Anthony Tipol, or Pol for short, had once worked as a keeper at the lighthouse. After it had been automated, he had continued to be employed by the Northern Lighthouse Board, the body responsible for the upkeep of all lighthouses in Scotland, to check that everything was well maintained and ran smoothly. Pol visited every three or four months. But this particular visit had been a special one. It was the first time that Pol had allowed Sam to accompany him on an inspection. And the last time that Freya had seen Pol.
‘Aye. That’d be about right. But Robert wasn’t keen on spending his life in the family business. Did you know the Stevensons built most of the lighthouses in Scotland?’
Sam nodded but Pol didn’t turn to look at him. The question, Freya realised, was rhetorical. Pol was simply talking to himself on the subject closest to his heart. Following slowly behind the two of them, she was there ostensibly for the tour, but more to keep an eye on Sam.
‘And for a rock lighthouse, like this one,’ Pol continued, ‘they had to ship all the granite out to the island already dressed and shaped, the slabs ready to fit one on top of another and then be anchored together.’

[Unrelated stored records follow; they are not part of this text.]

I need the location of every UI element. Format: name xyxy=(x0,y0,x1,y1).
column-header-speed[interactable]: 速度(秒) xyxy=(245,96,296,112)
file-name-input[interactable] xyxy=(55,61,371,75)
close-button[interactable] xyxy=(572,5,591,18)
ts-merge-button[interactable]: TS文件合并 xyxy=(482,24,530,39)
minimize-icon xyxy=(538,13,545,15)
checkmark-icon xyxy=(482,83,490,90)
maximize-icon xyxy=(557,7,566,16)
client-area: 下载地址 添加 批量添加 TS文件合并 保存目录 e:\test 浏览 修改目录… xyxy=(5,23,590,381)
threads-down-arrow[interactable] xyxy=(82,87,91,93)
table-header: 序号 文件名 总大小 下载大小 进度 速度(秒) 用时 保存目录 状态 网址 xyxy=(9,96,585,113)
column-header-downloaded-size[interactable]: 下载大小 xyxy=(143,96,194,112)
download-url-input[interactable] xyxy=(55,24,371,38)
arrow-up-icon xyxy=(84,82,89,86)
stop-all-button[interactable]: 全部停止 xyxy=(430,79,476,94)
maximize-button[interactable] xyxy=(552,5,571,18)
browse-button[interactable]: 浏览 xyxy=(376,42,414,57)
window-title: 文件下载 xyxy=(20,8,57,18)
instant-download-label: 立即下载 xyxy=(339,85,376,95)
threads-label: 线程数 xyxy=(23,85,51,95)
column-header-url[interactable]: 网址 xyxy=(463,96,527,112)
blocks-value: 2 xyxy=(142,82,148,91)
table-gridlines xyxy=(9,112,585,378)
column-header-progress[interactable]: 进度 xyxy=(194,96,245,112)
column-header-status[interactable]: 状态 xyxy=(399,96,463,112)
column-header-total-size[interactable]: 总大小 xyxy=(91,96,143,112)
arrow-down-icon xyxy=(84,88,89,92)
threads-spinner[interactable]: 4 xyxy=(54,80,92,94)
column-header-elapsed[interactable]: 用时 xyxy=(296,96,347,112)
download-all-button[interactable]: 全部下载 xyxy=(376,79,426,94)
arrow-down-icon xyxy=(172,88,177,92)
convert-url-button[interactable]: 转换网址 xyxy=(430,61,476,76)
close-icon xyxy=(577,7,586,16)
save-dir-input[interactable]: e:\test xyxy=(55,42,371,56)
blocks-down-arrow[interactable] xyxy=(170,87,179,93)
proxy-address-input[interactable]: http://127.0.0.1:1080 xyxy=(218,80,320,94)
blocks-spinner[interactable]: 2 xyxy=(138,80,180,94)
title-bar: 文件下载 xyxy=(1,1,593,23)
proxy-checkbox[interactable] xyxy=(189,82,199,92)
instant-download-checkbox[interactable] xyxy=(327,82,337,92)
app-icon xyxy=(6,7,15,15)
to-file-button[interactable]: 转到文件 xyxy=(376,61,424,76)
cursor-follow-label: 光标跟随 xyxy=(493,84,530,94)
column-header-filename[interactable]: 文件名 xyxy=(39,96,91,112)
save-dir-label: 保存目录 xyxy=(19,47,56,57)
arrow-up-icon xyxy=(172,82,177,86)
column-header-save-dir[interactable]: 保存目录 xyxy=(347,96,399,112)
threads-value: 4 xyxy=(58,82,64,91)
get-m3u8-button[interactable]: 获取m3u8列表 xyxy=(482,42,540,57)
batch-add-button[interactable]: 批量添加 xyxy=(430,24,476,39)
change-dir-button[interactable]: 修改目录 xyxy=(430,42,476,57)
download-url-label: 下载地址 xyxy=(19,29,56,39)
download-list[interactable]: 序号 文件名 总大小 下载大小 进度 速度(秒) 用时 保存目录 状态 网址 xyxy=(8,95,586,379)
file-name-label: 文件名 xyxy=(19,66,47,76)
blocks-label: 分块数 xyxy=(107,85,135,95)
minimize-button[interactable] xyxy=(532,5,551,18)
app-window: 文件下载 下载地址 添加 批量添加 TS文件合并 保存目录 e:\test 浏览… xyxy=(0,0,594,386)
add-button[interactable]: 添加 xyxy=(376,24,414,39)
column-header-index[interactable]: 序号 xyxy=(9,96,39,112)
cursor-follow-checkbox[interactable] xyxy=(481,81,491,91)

As they climbed upwards, Pol would shout out periodically what the rooms on each level of the tower had been used for – rope, lifebelts and a rubber dinghy in one, detonators and chargers for the fog gun in another. ‘And this was where the tanks of paraffin for the light were kept. When they abandoned oil in favour of electrical power for the lamp, they built an engine shed down below, Sam, next to the keepers’ cottage that you now live in. It generates electricity for the light, and for the machinery which makes it revolve, and for your home.’